Wiikwemkoong chief and council issued a letter in the week before the protest stating that it was in support of the peaceful assembly of its members. The Expositor contacted Ogimaa Duke Peltier for comment in the days following the protest but he was unable to offer comment by press time Monday.
What’s behind the disruptions?
Many people in the Wet’suwet’en nation are supportive of the Coastal GasLink pipeline and have consented to its construction in exchange for benefits agreements. At the same time, many members of the nation are strongly opposed to it.
A vast majority of on-reserve band councils support the project while hereditary chiefs—a pre-colonial governance structure that has existed for centuries on these lands—are largely opposed. The elected band councils represent the Indian Act-designated reserves while the hereditary chiefs have jurisdiction over the remaining Wet’suwet’en unceded territory, a much larger area.
Key to the issue at hand is who should hold decision-making power in these circumstances. A 1997 Supreme Court of Canada case recognized the existence of hereditary chiefs and that they should have certain powers over their lands, but until now the details about the balance of power between the two systems have never been officially set.
Some observers argue that this is the true heart of the dispute, which reflects the reported nature of the proposed agreement between the Canadian and BC governments and Wet’suwet’en people.
On the matter of the pipeline itself, many Wet’suwet’en members are in favour of the project because of the millions of dollars in economic benefits it will deliver to the communities in its construction, as well as ongoing benefits agreements after it is built.
People on both sides of the dispute have raised concerns that the protests have gone away from their original intent, with some claiming that non-Indigenous anti-pipeline activists have become a dominant voice over the individuals who will be directly impacted by the pipeline.
Pipeline proponents often use the argument that natural gas is far cleaner than coal, and these fuels will reduce China’s reliance on coal for power generation (China is expected to be a key customer of Coastal GasLink).
While LNG does burn cleaner, the LNG that will flow through this pipeline will be extracted from the earth using hydraulic fracturing (fracking). Fracking results in mass amounts of methane emissions during its production and methane is at least 25 times more potent as a greenhouse gas than carbon dioxide.
Ms. Beaudry said environment-focused protests, which became one of the main themes of this solidarity rally, would have multi-generational impacts.
“I’m probably saving your life. You need water, everybody needs air. That is such basic science … I’m doing this for you, too,” said Ms. Beaudry. “That’s the reason why we’re here is because of the pipeline.”
Mr. Kaboni said the current political climate, in his view, was reminiscent of historical treatment of Indigenous peoples.
“They’re trying to kill off the Indian all over again. This happened 100 years ago and it’s happening all over again. Us as Native people, we all see this so we (protest) to show we’re not going anywhere,” said Mr. Kaboni.

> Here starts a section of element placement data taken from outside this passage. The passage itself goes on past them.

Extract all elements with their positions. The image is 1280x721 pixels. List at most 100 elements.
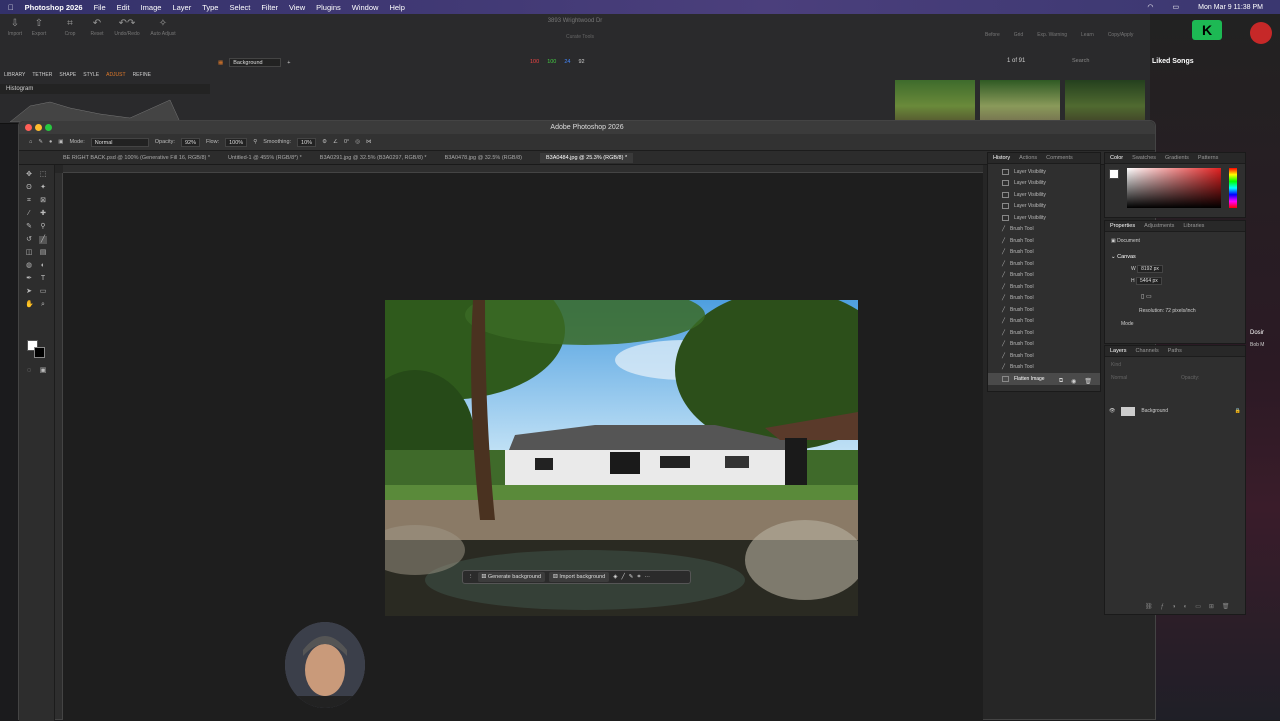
fg-color-chip[interactable] xyxy=(1109,169,1119,179)
brush-settings-icon[interactable]: ▣ xyxy=(58,139,63,145)
layer-opacity[interactable]: Opacity: xyxy=(1181,375,1199,381)
ctx-brush-icon[interactable]: ╱ xyxy=(621,574,624,580)
visibility-eye-icon[interactable]: 👁 xyxy=(1109,408,1115,414)
history-item[interactable]: ╱ Brush Tool xyxy=(988,327,1100,339)
new-document-icon[interactable]: ⧉ xyxy=(1059,378,1063,385)
gradient-icon[interactable]: ▤ xyxy=(39,249,47,257)
history-item[interactable]: ╱ Brush Tool xyxy=(988,293,1100,305)
ctx-more-icon[interactable]: ··· xyxy=(644,574,650,580)
liked-songs-label[interactable]: Liked Songs xyxy=(1152,58,1194,65)
minimize-window-button[interactable] xyxy=(35,124,42,131)
brush-tool-icon[interactable]: ✎ xyxy=(38,139,43,145)
tab-comments[interactable]: Comments xyxy=(1046,155,1073,161)
history-item[interactable]: ╱ Brush Tool xyxy=(988,350,1100,362)
history-item[interactable]: ╱ Brush Tool xyxy=(988,304,1100,316)
marquee-tool-icon[interactable]: ⬚ xyxy=(39,171,47,179)
history-item[interactable]: ╱ Brush Tool xyxy=(988,270,1100,282)
menu-layer[interactable]: Layer xyxy=(172,3,191,12)
magic-wand-icon[interactable]: ✦ xyxy=(39,184,47,192)
history-item[interactable]: ╱ Brush Tool xyxy=(988,281,1100,293)
tab-history[interactable]: History xyxy=(993,155,1010,161)
tab-b3a0291[interactable]: B3A0291.jpg @ 32.5% (B3A0297, RGB/8) * xyxy=(320,155,427,161)
learn-button[interactable]: Learn xyxy=(1081,32,1094,38)
dodge-icon[interactable]: ◐ xyxy=(39,262,47,270)
undo-tool[interactable]: ↶↷ Undo/Redo xyxy=(112,18,142,37)
active-brush-icon[interactable]: ╱ xyxy=(39,236,47,244)
lock-icon[interactable]: 🔒 xyxy=(1235,408,1241,414)
menu-window[interactable]: Window xyxy=(352,3,379,12)
tab-b3a0478[interactable]: B3A0478.jpg @ 32.5% (RGB/8) xyxy=(445,155,522,161)
mask-icon[interactable]: ◑ xyxy=(1172,604,1176,610)
airbrush-icon[interactable]: ⚲ xyxy=(253,139,257,145)
blur-icon[interactable]: ◍ xyxy=(25,262,33,270)
eraser-icon[interactable]: ◫ xyxy=(25,249,33,257)
hand-tool-icon[interactable]: ✋ xyxy=(25,301,34,309)
delete-state-icon[interactable]: 🗑 xyxy=(1084,378,1092,385)
document-image[interactable] xyxy=(385,300,858,616)
record-icon[interactable] xyxy=(1250,22,1272,44)
adjustment-layer-icon[interactable]: ◐ xyxy=(1184,604,1188,610)
clock[interactable]: Mon Mar 9 11:38 PM xyxy=(1198,4,1263,11)
quick-mask-icon[interactable]: ◌ xyxy=(25,367,33,375)
menu-filter[interactable]: Filter xyxy=(261,3,278,12)
tab-channels[interactable]: Channels xyxy=(1136,348,1159,354)
close-window-button[interactable] xyxy=(25,124,32,131)
background-color-swatch[interactable] xyxy=(34,347,45,358)
generate-background-button[interactable]: ⚄ Generate background xyxy=(477,572,546,582)
symmetry-icon[interactable]: ⋈ xyxy=(366,139,372,145)
new-layer-icon[interactable]: ⊞ xyxy=(1209,603,1214,610)
copy-apply-button[interactable]: Copy/Apply xyxy=(1108,32,1134,38)
crop-tool-icon[interactable]: ⌗ xyxy=(25,197,33,205)
smoothing-settings-icon[interactable]: ⚙ xyxy=(322,139,327,145)
search-field[interactable]: Search xyxy=(1072,58,1089,64)
smoothing-field[interactable]: 10% xyxy=(297,137,317,147)
brush-preset-picker[interactable]: ● xyxy=(49,139,52,145)
history-item[interactable]: ╱ Brush Tool xyxy=(988,258,1100,270)
app-menu[interactable]: Photoshop 2026 xyxy=(25,3,83,12)
orientation-icons[interactable]: ▯ ▭ xyxy=(1141,293,1152,300)
ctx-adjust-icon[interactable]: ✎ xyxy=(629,574,634,580)
color-field[interactable] xyxy=(1127,168,1221,208)
add-icon[interactable]: + xyxy=(287,60,290,66)
zoom-window-button[interactable] xyxy=(45,124,52,131)
wifi-icon[interactable]: ◠ xyxy=(1147,3,1153,11)
mode-shape[interactable]: SHAPE xyxy=(59,72,76,78)
delete-layer-icon[interactable]: 🗑 xyxy=(1222,603,1230,610)
reset-tool[interactable]: ↶ Reset xyxy=(82,18,112,37)
ctx-select-icon[interactable]: ◈ xyxy=(613,574,617,580)
angle-icon[interactable]: ∠ xyxy=(333,139,338,145)
history-item[interactable]: Layer Visibility xyxy=(988,166,1100,178)
before-button[interactable]: Before xyxy=(985,32,1000,38)
mode-tether[interactable]: TETHER xyxy=(32,72,52,78)
history-item[interactable]: ╱ Brush Tool xyxy=(988,339,1100,351)
canvas-section[interactable]: ⌄ Canvas xyxy=(1111,254,1136,260)
lasso-tool-icon[interactable]: ʘ xyxy=(25,184,33,192)
mode-style[interactable]: STYLE xyxy=(83,72,99,78)
menu-view[interactable]: View xyxy=(289,3,305,12)
tab-libraries[interactable]: Libraries xyxy=(1183,223,1204,229)
app-logo-icon[interactable]: K xyxy=(1192,20,1222,40)
crop-tool[interactable]: ⌗ Crop xyxy=(55,18,85,37)
hue-slider[interactable] xyxy=(1229,168,1237,208)
pen-tool-icon[interactable]: ✒ xyxy=(25,275,33,283)
menu-help[interactable]: Help xyxy=(389,3,404,12)
path-select-icon[interactable]: ➤ xyxy=(25,288,33,296)
zoom-tool-icon[interactable]: ⌕ xyxy=(39,301,47,309)
healing-brush-icon[interactable]: ✚ xyxy=(39,210,47,218)
mode-library[interactable]: LIBRARY xyxy=(4,72,25,78)
brush-icon[interactable]: ✎ xyxy=(25,223,33,231)
clone-stamp-icon[interactable]: ⚲ xyxy=(39,223,47,231)
ctx-move-icon[interactable]: ⋮ xyxy=(468,574,474,580)
history-brush-icon[interactable]: ↺ xyxy=(25,236,33,244)
history-item[interactable]: Layer Visibility xyxy=(988,178,1100,190)
menu-image[interactable]: Image xyxy=(141,3,162,12)
pressure-icon[interactable]: ◎ xyxy=(355,139,360,145)
exp-warning-button[interactable]: Exp. Warning xyxy=(1037,32,1067,38)
menu-file[interactable]: File xyxy=(94,3,106,12)
tab-adjustments[interactable]: Adjustments xyxy=(1144,223,1174,229)
screen-mode-icon[interactable]: ▣ xyxy=(39,367,47,375)
apple-icon[interactable]:  xyxy=(8,3,14,12)
menu-edit[interactable]: Edit xyxy=(117,3,130,12)
filter-kind[interactable]: Kind xyxy=(1111,362,1121,368)
frame-tool-icon[interactable]: ⊠ xyxy=(39,197,47,205)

Although solidarity protests have highlighted the divides that exist across Canada, at their core they are demonstrative of the split that exists within the Wet’suwet’en Nation itself. Because the core issue at hand surrounds their internal governance structure and the proposed federal and provincial agreement is about that very topic, several members of the Wet’suwet’en Nation are calling for a pause in these solidarity protests, saying they are harming the negotiation abilities of those directly involved in the debate.
There are no further disruptions in the Manitoulin Island area scheduled at this time.